December 2018

Abstracts of the QSIT Lunch Seminar, Thursday, December 6, 2018

³⁹K₂ Long-range Rydberg molecules bound by electron-atom scattering in the regime of strong hyperfine-induced mixing

Michael Peper – Molecular Physics and Spectroscopy (Merkt group), ETH Zurich

Gas-phase spectra of atomic and molecular Rydberg states show shifts and broadenings that are dependent on the gas pressure. These shifts and broadenings can be attributed to the Rydberg electron interacting with ground-state particles within the Rydberg electron's orbit. This interaction can be treated using scattering theory, which predicts oscillatory interaction potentials between the Rydberg atom and ground-state atoms. In case of a negative s-wave scattering length the interaction potentials may support bound states of diatomic molecules, called long-range Rydberg molecules.
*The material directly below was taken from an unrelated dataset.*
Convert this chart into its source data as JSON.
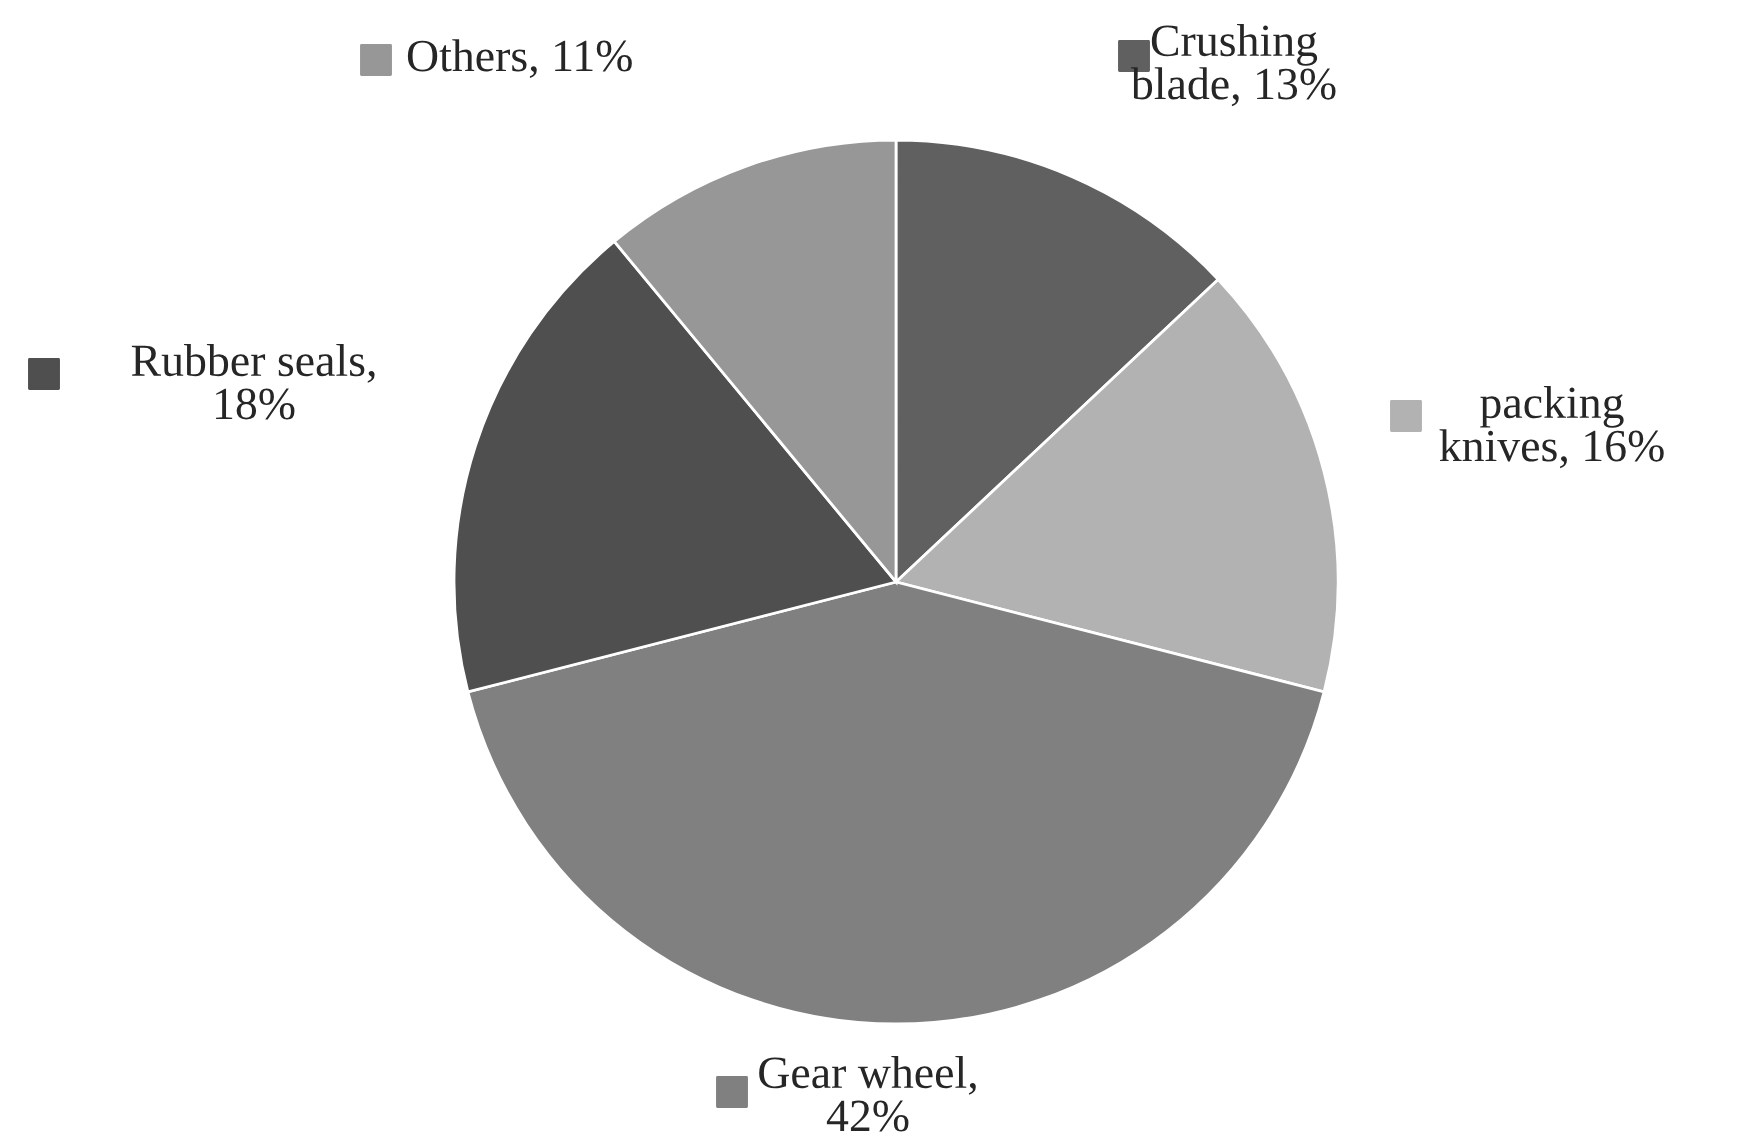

For alkali metal atoms, the triplet s-wave scattering length is negative whereas the singlet scattering length is very small or even positive. However, the hyper ne interaction in the ground-state atom induces a mixing of singlet and triplet scattering channels, entangling the nuclear spin of the ground-state atom with the molecular electronic spin.
I will present spectroscopic studies using ultraviolet and millimeter-wave radiation of the formation and dynamics of long-range Rydberg molecules in an ultracold potassium gas. These studies reveal a regime where strong hyperfine-induced mixing allows for a remote
manipulation of the internal state of the perturbing ground-state atom.

Investigating Long Range Vibrations in Nanocrystal Solids

Maximilian Jansen – Institute for Electronics (Wood group), ETH Zurich

The assembly of semiconductor nanocrystals (NCs) into conductive and ordered solids is of interest for a wide range of electronic applications. Control of the constituent NCs allows for a facile tuning of the NC solids electronic, structural and thermal properties. An important contributor to the thermal characteristics is the vibrational spectrum of the NC solid. We expect inter-particle vibrations, analogous to phonons on the atomic level, to be of importance for long range heat transport. These vibrational excitations involve multiple NCs and are of a longer length scale than any other vibration type in the NC solid. By implementing a three-dimensional mass-spring model, we demonstrate the behavior of these long-range vibrations as an effect of mass-spring disorder. Using the model we explore the parameter space of particle size and ligand type and their effect on the energy regime of the inter-particle vibrations. Additionally, we experimentally confirm their existence through inelastic neutron scattering and determine their characteristic energy scale and density. We successfully demonstrate that the energy regime of these inter-particle excitations can be engineered by varying particle size and ligand type of the NCs.